I could then group_by this Group.
The only thing that has occurred to me is to do a case_when() to group by dates but that would lack the dynamic element. I'd appreciate any help or ideas. Thank you
Here is a solution with two differences from your request.
The Group labels are simply numbers, not the text you show.

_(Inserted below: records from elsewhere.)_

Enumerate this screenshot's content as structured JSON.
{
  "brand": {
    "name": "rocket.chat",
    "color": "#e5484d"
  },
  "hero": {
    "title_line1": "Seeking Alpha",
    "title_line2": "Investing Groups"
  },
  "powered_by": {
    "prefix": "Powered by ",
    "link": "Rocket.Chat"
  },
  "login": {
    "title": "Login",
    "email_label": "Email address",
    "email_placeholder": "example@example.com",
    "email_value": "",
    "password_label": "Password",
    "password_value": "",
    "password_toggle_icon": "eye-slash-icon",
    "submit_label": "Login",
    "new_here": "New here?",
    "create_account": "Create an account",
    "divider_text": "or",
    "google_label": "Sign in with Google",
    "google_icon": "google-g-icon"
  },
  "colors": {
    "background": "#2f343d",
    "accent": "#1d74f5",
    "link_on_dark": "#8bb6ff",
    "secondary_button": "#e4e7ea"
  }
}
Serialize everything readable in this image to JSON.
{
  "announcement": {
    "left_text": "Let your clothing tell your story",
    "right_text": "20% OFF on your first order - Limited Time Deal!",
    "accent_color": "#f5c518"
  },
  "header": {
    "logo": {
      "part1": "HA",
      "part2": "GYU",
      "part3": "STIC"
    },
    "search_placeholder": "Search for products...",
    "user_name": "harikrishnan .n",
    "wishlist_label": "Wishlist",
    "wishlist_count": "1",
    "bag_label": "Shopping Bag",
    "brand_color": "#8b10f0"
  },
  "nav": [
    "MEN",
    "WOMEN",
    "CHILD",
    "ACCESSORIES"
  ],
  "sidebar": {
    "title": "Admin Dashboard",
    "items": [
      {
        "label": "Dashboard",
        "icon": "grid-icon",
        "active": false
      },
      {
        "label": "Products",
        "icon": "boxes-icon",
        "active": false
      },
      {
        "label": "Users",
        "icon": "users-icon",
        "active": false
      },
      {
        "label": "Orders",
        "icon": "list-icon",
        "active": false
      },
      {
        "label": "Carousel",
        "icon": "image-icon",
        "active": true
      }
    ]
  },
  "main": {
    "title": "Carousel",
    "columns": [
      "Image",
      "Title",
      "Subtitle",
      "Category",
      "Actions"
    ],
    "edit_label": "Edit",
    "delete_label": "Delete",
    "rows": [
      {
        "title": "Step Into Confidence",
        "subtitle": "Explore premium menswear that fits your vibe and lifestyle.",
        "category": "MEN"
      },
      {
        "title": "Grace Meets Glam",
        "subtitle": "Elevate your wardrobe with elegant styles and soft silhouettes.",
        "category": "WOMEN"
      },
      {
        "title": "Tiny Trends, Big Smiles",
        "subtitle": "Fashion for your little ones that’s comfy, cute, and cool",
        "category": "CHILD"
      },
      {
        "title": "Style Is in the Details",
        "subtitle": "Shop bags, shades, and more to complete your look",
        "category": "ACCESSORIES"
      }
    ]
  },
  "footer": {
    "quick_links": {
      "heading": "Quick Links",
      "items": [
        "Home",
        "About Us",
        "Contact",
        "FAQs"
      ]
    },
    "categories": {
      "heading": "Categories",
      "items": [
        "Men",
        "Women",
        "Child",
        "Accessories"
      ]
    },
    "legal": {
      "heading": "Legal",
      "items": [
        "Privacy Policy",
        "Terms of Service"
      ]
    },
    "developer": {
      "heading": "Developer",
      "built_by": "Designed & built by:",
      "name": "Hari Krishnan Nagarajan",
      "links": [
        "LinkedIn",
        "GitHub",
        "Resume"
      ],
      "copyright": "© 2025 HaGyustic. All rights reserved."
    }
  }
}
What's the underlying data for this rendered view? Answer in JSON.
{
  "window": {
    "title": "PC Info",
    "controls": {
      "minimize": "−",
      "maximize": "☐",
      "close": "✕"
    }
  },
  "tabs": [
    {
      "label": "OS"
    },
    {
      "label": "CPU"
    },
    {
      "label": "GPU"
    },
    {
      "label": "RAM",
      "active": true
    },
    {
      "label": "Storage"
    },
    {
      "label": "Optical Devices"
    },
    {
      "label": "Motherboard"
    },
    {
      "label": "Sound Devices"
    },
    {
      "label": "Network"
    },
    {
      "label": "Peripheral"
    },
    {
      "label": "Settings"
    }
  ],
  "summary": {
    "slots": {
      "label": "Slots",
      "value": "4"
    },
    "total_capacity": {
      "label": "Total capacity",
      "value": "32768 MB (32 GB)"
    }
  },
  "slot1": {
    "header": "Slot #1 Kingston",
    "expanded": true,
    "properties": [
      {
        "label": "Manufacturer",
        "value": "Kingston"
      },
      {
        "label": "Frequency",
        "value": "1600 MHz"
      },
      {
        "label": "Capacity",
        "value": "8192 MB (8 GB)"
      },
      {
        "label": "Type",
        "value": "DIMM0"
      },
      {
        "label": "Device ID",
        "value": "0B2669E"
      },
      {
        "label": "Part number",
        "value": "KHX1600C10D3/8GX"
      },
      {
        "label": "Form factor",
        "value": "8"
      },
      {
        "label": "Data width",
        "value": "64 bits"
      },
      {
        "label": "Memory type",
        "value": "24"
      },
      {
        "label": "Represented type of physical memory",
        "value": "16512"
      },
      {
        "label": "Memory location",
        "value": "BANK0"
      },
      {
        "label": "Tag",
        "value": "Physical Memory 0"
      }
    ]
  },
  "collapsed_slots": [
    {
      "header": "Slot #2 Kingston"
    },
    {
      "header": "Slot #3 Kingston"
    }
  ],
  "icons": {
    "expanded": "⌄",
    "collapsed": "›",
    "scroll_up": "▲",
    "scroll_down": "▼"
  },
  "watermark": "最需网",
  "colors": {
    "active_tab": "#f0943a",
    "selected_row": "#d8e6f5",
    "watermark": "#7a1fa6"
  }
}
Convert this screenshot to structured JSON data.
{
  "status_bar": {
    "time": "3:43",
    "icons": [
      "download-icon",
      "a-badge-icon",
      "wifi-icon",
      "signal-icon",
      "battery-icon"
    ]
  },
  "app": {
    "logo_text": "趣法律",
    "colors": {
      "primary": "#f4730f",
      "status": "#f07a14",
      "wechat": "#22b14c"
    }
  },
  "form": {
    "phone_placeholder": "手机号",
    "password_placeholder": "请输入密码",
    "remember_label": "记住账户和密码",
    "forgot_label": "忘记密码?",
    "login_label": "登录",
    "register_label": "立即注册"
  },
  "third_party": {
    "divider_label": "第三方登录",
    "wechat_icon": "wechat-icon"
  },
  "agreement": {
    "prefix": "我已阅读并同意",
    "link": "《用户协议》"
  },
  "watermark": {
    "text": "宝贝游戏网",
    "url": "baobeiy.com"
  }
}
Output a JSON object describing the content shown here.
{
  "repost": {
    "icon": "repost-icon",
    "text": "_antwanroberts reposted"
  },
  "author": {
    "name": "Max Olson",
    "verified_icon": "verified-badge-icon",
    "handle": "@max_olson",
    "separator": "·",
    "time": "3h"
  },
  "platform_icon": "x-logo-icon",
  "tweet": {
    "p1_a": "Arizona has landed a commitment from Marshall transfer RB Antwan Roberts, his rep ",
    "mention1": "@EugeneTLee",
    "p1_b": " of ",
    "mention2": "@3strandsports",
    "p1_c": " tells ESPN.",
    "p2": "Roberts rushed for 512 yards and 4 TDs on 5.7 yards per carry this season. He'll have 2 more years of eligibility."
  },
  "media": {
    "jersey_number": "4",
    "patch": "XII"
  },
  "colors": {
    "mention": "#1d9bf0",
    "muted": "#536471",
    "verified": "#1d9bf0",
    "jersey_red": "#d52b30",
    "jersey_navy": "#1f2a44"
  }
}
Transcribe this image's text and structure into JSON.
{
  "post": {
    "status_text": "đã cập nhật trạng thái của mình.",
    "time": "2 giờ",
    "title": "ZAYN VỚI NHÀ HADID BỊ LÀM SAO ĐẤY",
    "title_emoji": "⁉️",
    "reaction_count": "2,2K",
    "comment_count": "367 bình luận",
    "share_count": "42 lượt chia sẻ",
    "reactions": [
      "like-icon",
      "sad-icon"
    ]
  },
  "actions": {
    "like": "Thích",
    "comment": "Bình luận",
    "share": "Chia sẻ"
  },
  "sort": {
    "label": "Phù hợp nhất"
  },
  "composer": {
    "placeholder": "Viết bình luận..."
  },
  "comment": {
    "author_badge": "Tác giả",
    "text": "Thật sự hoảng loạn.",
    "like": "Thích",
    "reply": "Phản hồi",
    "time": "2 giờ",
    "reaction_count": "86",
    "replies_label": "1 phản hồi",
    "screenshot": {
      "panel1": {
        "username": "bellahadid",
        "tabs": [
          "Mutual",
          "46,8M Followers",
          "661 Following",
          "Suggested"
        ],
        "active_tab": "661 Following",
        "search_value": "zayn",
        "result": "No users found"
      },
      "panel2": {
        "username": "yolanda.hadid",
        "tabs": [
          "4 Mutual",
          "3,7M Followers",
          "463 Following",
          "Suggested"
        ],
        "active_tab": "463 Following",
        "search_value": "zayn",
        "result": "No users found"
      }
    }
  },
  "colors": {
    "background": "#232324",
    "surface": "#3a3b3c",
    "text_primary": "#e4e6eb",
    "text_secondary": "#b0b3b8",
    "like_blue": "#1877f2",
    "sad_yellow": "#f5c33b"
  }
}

When the grouping_value is 7, the groups have 7 days. In your example, a value of 7 leads to groups of 8 days, e.g. Jan. 1 - Jan. 8. Is that really what you want?
I did not drop the DateDelta column because I think it is easier to see how the groups are formed if that is present. It can easily be dropped.
library(tidyverse)
#> Warning: package 'tibble' was built under R version 4.1.2
library(lubridate)
#>
#> Attaching package: 'lubridate'
#> The following objects are masked from 'package:base':
#>
#> date, intersect, setdiff, union
StartDay <- ymd("2022-01-01")
EndDay <- ymd("2022-02-10")
DF <- data.frame(Date = seq.Date(from = StartDay,
to = EndDay, by = 5))
DF
#> Date
#> 1 2022-01-01
#> 2 2022-01-06
#> 3 2022-01-11
#> 4 2022-01-16
#> 5 2022-01-21
#> 6 2022-01-26
#> 7 2022-01-31
#> 8 2022-02-05
#> 9 2022-02-10
GroupFunc <- function(DAT, GrpVal) {
DAT <- DAT |> mutate(DateDelta = as.numeric(Date - min(Date)),
Group = DateDelta %/% GrpVal)
}
NewDF <- GroupFunc(DF, 7)
NewDF
#> Date DateDelta Group
#> 1 2022-01-01 0 0
#> 2 2022-01-06 5 0
#> 3 2022-01-11 10 1
#> 4 2022-01-16 15 2
#> 5 2022-01-21 20 2
#> 6 2022-01-26 25 3
#> 7 2022-01-31 30 4
#> 8 2022-02-05 35 5
#> 9 2022-02-10 40 5
The %/% operator is for integer division. It returns just the integer part of the division calculation. So 4 %/% 5 = 0 because 4/5 = 0.8 and only the zero is kept. It is very useful for grouping things.